A pool scales differently. Need more capacity? Add a worker. Change the unit file, bump the port number, start the service. Need different capabilities? Write a new personality YAML. The architect.yaml profile loads different system prompts, different tool preferences, different output formats than researcher.yaml. But they run on the same infrastructure.

This mirrors how actual organizations work. A consulting firm doesn’t hire “the Acme Corp consultant” and “the Globex consultant.” They hire people with skills and assign them to engagements. When Acme’s project wraps, that consultant moves to Globex. The firm’s capacity is fluid.

The AI industry is stuck on the “one agent, one job” model because that’s how chatbots worked. You opened a conversation, it had context, it did a thing. But we’re past chatbots now. We’re building organizations. And organizations need workforce management, not conversation management.

What We Actually Built

The full stack, concretely:

5 systemd services (openclaw-worker-{1..4}.service, openclaw-ops.service)
5 personality profiles in /etc/openclaw/profiles/
1 orchestrator (Becky on the main OpenClaw instance)
Isolated state via OPENCLAW_STATE_DIR per worker
Local inference on GX10 cluster (MiniMax M2.1, 139B parameters)
Edge compute on ASUS ROG (RTX 5090, task routing and light inference)

Total hardware cost was significant. Total operating cost is negligible. The ROI calculation isn’t “AI agent vs. human employee.” It’s “5 AI employees running 24/7 for the cost of electricity.”

What’s Next

We’re building the scheduling layer now. Right now Becky assigns tasks manually based on a priority queue. The next version will pull from a task board automatically, match personality profiles to task types, and handle worker failures with automatic reassignment. Basically, we’re building a job scheduler. Not a novel concept. Slurm has existed for decades. But Slurm schedules compute jobs. We’re scheduling cognitive work.

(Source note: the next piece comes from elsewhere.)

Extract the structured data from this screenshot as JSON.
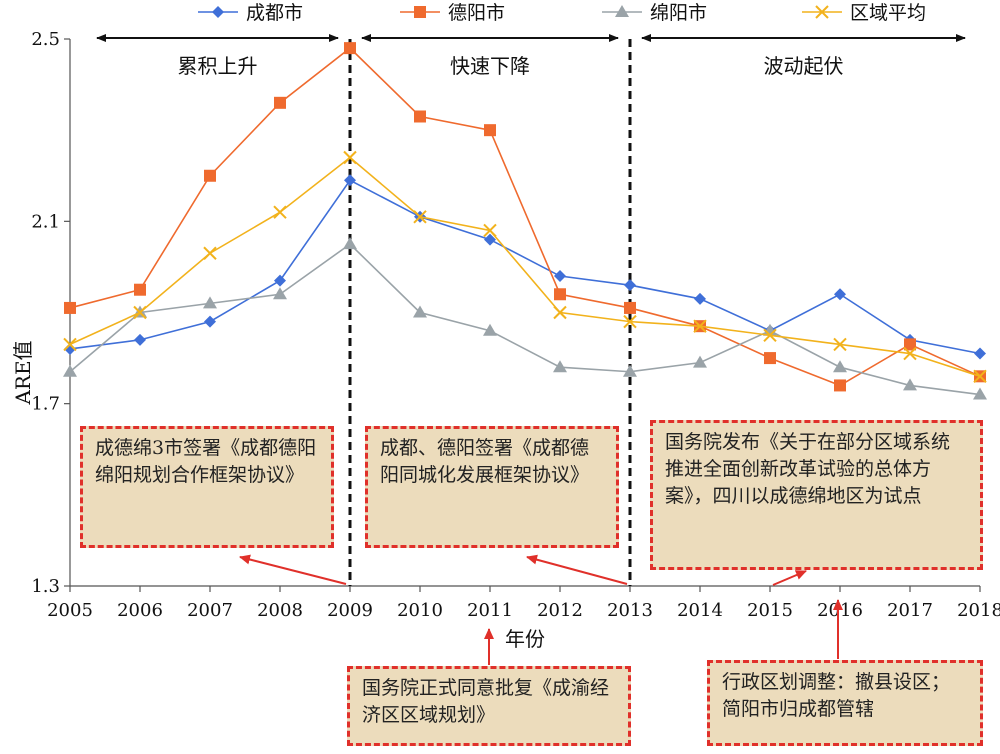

The personality profiles need refinement too. Right now they’re system prompts with tool preferences. We want them to include learned patterns from previous tasks, preferred libraries, coding style guides, research methodologies. Not fine-tuning the model. Loading context that makes the worker effective at a specific type of work, fast.

If you’re running AI agents for real work, stop thinking about them as assistants. Start thinking about them as employees. Give them roles. Give them shifts. Give them a manager. And for the love of efficiency, let them share the workload.

The code is open source. The architecture runs on OpenClaw. The personality profiles are just YAML. None of this requires permission from a platform vendor.

Build your own staffing agency. Hire your first pool. Put them to work.